I've been very busy the past couple of weeks on new project I will bring forward eventually meaning soon. I have been laboring on an oil painting rich with colors and textiles which I am calling "Man contemplative in Esso gas station, circa 1970." For funny joke I was not terribly amused by told to me by my friend Dale, look here: "You ought to call it "Man constipated in Esso gas station." Dale is not knowledged man in art matters as is obvious by his poor remark in regards to my artwork.
My friend Dale, of course you will remember as heavy church-goer with unsatisfied nyphomaniac wife who often lets slit in skirt ride high on the thigh when yours truly, Berhardt Goats comes to dinner and also many drinks. A favorite film of mine is "The Man Who Came To Dinner" as I believe it deals with similar subject matter.
Unlike Dale I spend a great deal of time reading art books and reading auction magazines. Many oil paintings such as the one I am working on have sold for millions of dollars. According to my calculations I should be able to sell mine for around $800,000 at auction when I finish painting it. While my lack of name recognition in the art world, with the exception of appearing on many post-it notes and "While You are Away" phone message pads, I have something of a marketing weakness that will drive down the sale price. On the upside, I am alive while many of these other artists are long dead, which allows me to attend book signings at Barnes & Noble, look on at auctions and make other public appearances, driving up the value of my art. When I die I imagine my earning power will be somewhat reduced in most ways.
Penniless noder name of maxClimb has asked me to make an Energizer Bunny reference. This is it. Still no new reports on lesbian co-workers at CWAF, Ltd. as I've been working from home nights to fulfill my commitments there. Noder haze, apparently some sort of legal expert according to his wordiness has warned me about admitting openly to securities fraud. White collar crime is something I work to eliminate as it hurts no one and takes cops away from drug deals and whores.
Moving right along I expect my oil painting to be complete by Christmas in time for the January art auctions. I've already written to several requesting admission and asked for paperwork needed to enter my oil painting into the selling ring. I've requested minimum bid to be set at $200,000 as such a low price will encourage rabid bidding from art buyers. It may get more than $800,000 in a rabid bidding war but as things stand I'm only expecting an $800,000 payday.

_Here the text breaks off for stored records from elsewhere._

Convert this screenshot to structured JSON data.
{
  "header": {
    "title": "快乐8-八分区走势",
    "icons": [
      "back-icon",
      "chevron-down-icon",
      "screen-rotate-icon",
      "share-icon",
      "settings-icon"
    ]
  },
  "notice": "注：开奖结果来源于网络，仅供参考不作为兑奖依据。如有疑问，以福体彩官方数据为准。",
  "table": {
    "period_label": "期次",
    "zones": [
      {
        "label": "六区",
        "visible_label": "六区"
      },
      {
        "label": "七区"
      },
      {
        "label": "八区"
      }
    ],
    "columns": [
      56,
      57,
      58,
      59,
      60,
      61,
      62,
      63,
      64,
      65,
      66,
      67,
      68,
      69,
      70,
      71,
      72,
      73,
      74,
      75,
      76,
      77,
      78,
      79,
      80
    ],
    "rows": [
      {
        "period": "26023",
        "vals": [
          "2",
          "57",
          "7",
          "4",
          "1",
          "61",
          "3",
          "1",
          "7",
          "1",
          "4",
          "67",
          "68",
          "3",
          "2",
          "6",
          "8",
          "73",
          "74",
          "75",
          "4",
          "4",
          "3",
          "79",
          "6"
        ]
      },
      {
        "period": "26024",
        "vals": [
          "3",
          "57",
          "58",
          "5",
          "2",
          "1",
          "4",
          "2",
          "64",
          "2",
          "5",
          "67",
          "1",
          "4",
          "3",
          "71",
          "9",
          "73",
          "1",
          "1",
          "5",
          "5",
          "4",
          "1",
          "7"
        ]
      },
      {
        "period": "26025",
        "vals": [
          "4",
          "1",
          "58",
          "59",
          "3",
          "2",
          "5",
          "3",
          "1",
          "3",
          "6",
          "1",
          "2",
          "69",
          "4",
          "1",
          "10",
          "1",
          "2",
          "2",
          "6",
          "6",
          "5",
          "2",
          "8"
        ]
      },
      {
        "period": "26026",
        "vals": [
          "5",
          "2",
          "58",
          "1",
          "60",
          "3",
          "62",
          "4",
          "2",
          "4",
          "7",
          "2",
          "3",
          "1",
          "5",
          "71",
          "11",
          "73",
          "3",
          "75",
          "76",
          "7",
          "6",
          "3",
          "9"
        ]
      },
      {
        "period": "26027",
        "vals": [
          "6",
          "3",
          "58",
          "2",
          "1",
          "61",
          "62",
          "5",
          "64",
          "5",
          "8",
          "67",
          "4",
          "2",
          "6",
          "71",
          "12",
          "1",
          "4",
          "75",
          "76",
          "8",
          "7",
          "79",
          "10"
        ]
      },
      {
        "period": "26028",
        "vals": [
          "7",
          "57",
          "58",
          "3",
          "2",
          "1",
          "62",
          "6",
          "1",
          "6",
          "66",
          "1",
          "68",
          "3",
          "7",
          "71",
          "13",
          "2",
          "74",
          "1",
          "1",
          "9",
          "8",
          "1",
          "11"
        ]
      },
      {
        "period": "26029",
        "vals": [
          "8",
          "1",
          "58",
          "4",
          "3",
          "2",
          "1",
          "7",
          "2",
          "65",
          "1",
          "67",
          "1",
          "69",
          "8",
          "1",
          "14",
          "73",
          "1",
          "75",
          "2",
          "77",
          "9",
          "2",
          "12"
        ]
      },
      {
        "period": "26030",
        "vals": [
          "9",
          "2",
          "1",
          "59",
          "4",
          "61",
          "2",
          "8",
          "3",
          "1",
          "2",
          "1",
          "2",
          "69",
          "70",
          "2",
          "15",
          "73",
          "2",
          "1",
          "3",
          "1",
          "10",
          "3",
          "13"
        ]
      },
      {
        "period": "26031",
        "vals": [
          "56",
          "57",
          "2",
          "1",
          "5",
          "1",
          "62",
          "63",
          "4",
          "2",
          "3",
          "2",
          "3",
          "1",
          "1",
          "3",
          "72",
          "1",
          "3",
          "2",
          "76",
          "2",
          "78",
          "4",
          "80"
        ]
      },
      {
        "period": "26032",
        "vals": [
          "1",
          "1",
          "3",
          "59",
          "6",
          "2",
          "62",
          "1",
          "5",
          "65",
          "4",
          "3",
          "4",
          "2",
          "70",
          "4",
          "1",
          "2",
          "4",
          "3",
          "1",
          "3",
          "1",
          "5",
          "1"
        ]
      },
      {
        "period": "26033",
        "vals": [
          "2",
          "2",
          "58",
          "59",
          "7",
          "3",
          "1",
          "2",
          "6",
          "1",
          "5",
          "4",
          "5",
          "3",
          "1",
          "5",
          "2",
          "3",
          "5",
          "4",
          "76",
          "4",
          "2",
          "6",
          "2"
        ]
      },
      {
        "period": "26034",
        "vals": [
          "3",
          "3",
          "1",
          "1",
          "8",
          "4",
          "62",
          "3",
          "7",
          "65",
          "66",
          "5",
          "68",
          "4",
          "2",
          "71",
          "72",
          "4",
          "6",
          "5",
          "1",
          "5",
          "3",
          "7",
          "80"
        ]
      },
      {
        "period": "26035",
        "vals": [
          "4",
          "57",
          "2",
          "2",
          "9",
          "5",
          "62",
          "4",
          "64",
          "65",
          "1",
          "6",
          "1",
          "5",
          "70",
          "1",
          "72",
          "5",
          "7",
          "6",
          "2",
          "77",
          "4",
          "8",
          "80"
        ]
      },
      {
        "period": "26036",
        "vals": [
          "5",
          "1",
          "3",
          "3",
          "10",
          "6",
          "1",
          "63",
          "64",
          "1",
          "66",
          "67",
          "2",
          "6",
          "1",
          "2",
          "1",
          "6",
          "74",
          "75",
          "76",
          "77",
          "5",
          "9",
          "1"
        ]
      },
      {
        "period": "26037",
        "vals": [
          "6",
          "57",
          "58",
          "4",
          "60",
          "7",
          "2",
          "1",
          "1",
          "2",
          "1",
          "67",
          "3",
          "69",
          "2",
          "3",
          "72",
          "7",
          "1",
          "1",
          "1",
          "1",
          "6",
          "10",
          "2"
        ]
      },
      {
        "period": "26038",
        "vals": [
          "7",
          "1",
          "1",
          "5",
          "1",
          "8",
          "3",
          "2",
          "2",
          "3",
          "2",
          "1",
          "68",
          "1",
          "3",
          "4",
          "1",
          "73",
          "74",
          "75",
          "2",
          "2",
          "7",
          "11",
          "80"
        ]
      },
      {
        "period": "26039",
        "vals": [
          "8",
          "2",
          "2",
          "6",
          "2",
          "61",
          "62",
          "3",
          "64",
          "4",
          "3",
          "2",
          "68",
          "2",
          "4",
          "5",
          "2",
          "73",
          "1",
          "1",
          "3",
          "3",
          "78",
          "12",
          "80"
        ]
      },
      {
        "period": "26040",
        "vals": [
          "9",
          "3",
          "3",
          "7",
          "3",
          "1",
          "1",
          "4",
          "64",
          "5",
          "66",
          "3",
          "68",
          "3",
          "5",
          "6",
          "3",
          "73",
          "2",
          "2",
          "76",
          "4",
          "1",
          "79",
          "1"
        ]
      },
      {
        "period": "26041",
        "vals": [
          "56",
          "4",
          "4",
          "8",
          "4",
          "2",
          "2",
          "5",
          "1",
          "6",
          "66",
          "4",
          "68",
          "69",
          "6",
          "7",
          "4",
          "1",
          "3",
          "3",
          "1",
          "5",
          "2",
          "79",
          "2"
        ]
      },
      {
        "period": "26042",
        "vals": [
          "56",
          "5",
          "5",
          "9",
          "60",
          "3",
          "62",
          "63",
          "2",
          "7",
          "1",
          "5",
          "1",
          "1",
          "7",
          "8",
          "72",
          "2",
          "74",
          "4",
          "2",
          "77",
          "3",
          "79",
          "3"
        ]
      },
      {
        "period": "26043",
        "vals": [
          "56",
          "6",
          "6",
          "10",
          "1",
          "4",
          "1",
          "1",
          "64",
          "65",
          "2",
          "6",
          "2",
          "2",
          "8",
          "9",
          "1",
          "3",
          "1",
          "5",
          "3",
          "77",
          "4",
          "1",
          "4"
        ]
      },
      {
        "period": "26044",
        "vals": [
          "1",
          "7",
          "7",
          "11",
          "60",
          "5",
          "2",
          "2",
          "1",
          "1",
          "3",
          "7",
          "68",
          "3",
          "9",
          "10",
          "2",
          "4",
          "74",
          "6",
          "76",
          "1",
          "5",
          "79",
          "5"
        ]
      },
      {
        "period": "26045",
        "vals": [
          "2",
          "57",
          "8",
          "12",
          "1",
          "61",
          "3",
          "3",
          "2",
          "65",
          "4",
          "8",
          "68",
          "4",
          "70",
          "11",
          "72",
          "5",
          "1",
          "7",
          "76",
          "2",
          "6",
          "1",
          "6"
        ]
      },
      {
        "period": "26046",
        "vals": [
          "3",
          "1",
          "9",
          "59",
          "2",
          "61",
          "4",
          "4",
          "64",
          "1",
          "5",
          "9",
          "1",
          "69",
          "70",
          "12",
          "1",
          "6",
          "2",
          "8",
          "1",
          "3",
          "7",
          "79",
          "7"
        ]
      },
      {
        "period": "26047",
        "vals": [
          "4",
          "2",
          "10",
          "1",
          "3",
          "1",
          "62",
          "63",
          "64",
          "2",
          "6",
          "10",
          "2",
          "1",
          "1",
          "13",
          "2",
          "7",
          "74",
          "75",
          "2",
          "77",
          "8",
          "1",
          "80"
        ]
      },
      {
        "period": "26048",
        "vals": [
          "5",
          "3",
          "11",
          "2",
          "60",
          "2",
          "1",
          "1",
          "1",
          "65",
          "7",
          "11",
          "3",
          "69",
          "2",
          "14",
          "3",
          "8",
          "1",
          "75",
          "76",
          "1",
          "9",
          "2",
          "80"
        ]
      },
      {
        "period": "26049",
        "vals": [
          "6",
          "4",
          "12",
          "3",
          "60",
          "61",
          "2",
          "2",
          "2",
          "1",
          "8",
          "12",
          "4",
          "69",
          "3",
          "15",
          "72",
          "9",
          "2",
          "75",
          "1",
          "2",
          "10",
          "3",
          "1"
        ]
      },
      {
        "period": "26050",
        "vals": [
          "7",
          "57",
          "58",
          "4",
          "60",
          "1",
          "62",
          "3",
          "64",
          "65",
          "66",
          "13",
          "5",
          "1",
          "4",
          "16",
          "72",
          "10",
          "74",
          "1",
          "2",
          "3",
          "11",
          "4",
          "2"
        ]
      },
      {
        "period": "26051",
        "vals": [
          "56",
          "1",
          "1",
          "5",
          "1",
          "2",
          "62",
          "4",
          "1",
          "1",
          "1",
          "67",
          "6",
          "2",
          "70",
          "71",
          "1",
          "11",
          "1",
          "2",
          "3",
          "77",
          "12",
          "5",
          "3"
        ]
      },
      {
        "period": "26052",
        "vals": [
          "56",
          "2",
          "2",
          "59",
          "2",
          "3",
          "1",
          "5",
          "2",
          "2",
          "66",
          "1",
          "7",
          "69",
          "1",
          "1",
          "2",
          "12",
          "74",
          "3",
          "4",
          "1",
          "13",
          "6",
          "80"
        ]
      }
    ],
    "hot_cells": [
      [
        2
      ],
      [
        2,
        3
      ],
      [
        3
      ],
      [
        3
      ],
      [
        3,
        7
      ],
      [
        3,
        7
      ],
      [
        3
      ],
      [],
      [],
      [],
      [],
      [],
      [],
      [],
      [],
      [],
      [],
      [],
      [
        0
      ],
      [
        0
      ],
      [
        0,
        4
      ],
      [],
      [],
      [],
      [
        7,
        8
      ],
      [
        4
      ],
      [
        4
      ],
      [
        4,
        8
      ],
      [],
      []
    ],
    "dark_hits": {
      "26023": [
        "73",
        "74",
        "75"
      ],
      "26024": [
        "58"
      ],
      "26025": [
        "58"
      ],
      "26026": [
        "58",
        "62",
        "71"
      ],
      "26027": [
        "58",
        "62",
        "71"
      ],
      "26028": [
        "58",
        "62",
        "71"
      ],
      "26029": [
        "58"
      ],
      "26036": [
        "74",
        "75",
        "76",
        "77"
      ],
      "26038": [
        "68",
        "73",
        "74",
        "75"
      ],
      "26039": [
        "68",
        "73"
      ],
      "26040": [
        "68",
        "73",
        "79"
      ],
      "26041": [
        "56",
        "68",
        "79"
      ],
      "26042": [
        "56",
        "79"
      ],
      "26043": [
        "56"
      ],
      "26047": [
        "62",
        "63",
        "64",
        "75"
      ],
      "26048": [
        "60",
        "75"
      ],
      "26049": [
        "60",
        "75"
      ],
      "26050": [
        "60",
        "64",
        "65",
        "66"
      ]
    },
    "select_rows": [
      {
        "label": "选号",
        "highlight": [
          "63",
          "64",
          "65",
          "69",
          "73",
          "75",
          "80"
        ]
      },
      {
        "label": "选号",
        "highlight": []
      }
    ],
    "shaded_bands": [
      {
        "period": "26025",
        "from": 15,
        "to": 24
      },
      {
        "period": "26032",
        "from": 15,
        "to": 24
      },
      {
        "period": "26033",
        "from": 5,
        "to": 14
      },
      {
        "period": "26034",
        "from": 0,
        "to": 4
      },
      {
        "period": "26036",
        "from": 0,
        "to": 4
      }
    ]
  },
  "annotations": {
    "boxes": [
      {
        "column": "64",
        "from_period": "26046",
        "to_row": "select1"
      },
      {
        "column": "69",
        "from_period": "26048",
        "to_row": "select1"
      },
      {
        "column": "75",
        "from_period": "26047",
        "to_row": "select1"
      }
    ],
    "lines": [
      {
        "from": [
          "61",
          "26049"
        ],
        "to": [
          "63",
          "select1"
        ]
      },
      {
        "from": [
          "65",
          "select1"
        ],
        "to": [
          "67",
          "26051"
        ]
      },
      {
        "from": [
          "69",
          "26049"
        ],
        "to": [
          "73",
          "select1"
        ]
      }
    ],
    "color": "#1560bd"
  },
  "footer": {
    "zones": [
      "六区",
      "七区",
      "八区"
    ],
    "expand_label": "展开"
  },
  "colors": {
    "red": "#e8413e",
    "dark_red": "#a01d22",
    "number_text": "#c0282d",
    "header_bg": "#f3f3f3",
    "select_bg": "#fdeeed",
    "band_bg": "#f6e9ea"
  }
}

As I work on my painting (this morning I finished putting flourishes on some of the flowers that adorn the top of the tank in the Esso restroom featured in my work), I think about how I work three jobs, between sales work at CWAF, Ltd. and part time gigs as an unqualified remedial science teacher and a substantially less unqualified substitute gym teacher, and still have time to work on an oil painting. If the poor weren't so lazy and drunk they could paint three or four oil paintings a month and even if they only sold each one for $200,000 they would still pick up close to a million dollars every month. Yes, these figures are per month. Put this week's beer and grass money aside to buy art supplies and you'll be on the money train soon. Oil paintings sell for big money. This is called pulling yourself up by your bootstraps.
My new friend Chopper, a Harley Davidson motorcycle enthusiast and Vietnam veteran with three steel plates in his head, not just one, told me he makes money by going to the homes of destitute people and offering them ten bucks and a case of beer for their furniture. He then turns around and sells the furniture on eBay for $500-$1000, after which he sends a little note card to the original owners of sold furniture detailing the extent of his profit margin and then writing "LOSER" in big black letters below. Chopper also warns me of a rising insurgency in the Greater Baltimore Area. Apparently a rebel army is forming to overthrown the Maryland government and Chopper wants me in his counterinsurgency army. I told him he has to wait until after my painting is done.